Dieses Risiko ruft jetzt auch die Bundesanstalt für Finanzdienstleistungsaufsicht (Bafin) auf den Plan. „Die Bafin wird das Liquiditätsmanagement der Unternehmen daher in den kommenden Jahren besonders aufmerksam überwachen“, heißt es in dem aktuell erschienenen Jahresbericht 2022. Demnach zeigten die Prognosen der Aufsichtsbehörde, dass der Zinsanstieg positiv auf die wirtschaftliche Lage und die Solvenz der Unternehmen wirke. Denn er führte beispielsweise dazu, dass der Referenzzinssatz zum Berechnen der Zinszusatzreserve bei 1,57 Prozent verharrte. Daher mussten die Lebensversicherer diese Kapitalpolster nicht weiter aufbauen.

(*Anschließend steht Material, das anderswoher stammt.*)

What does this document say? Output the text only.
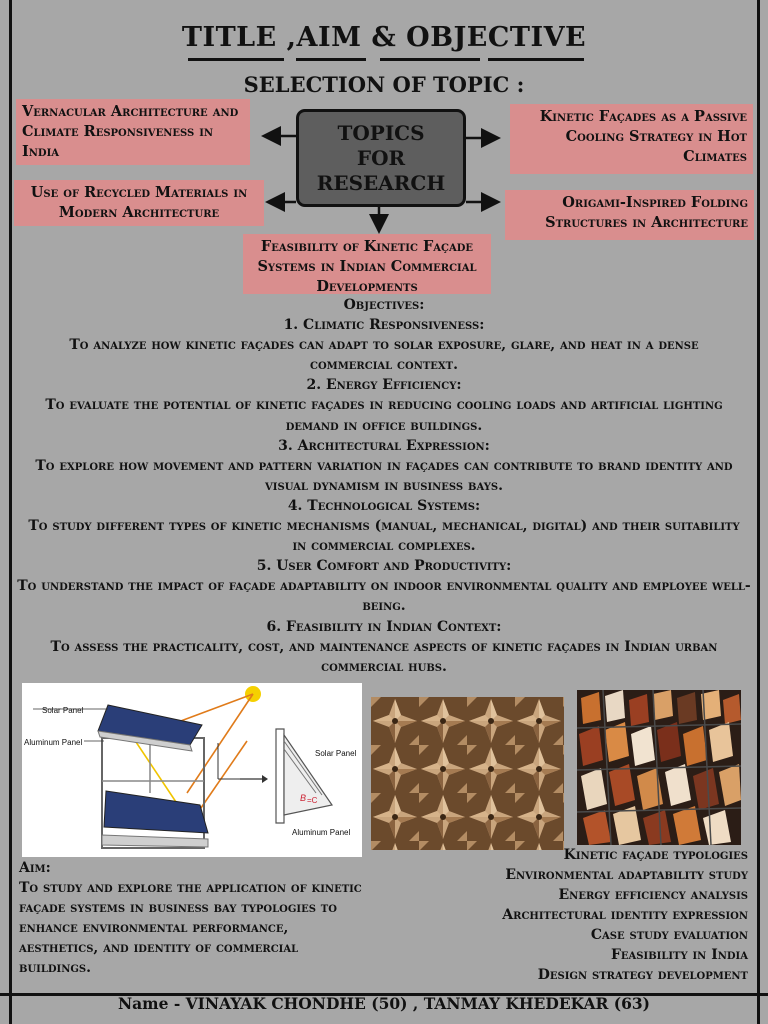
TITLE ,AIM & OBJECTIVE
SELECTION OF TOPIC :
Vernacular Architecture and Climate Responsiveness in India
Use of Recycled Materials in Modern Architecture
Feasibility of Kinetic Façade Systems in Indian Commercial Developments
Kinetic Façades as a Passive Cooling Strategy in Hot Climates
Origami-Inspired Folding Structures in Architecture
TOPICS FOR RESEARCH
Objectives:
1. Climatic Responsiveness:
To analyze how kinetic façades can adapt to solar exposure, glare, and heat in a dense commercial context.
2. Energy Efficiency:
To evaluate the potential of kinetic façades in reducing cooling loads and artificial lighting demand in office buildings.
3. Architectural Expression:
To explore how movement and pattern variation in façades can contribute to brand identity and visual dynamism in business bays.
4. Technological Systems:
To study different types of kinetic mechanisms (manual, mechanical, digital) and their suitability in commercial complexes.
5. User Comfort and Productivity:
To understand the impact of façade adaptability on indoor environmental quality and employee well-being.
6. Feasibility in Indian Context:
To assess the practicality, cost, and maintenance aspects of kinetic façades in Indian urban commercial hubs.
Solar Panel
Aluminum Panel
B =C
Solar Panel
Aluminum Panel
Aim:
To study and explore the application of kinetic façade systems in business bay typologies to enhance environmental performance, aesthetics, and identity of commercial buildings.
Kinetic façade typologies
Environmental adaptability study
Energy efficiency analysis
Architectural identity expression
Case study evaluation
Feasibility in India
Design strategy development
Name - VINAYAK CHONDHE (50) , TANMAY KHEDEKAR (63)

„Allerdings weist die Kapitalanlage und insbesondere die festverzinslichen Anlagen infolge des Zinsanstiegs branchenweit hohe stille Lasten auf“, gibt die Behörde zu bedenken. „Diese müssen meist nicht realisiert werden, da die Kapitalanlage in der Regel bis zur Endfälligkeit gehalten wird“, heißt es von der Bafin weiter. „Genau dies wird allerdings schwieriger, wenn Kapitalanlagen verkauft werden müssen, etwa weil aufgrund eines erhöhten Stornos von Versicherungsverträgen ein erhöhter Liquiditätsbedarf entsteht.“ Bislang habe die veränderte Lage am Kapitalmarkt lediglich zu erhöhtem Abschreibungsbedarf für das vergangene Geschäftsjahr geführt.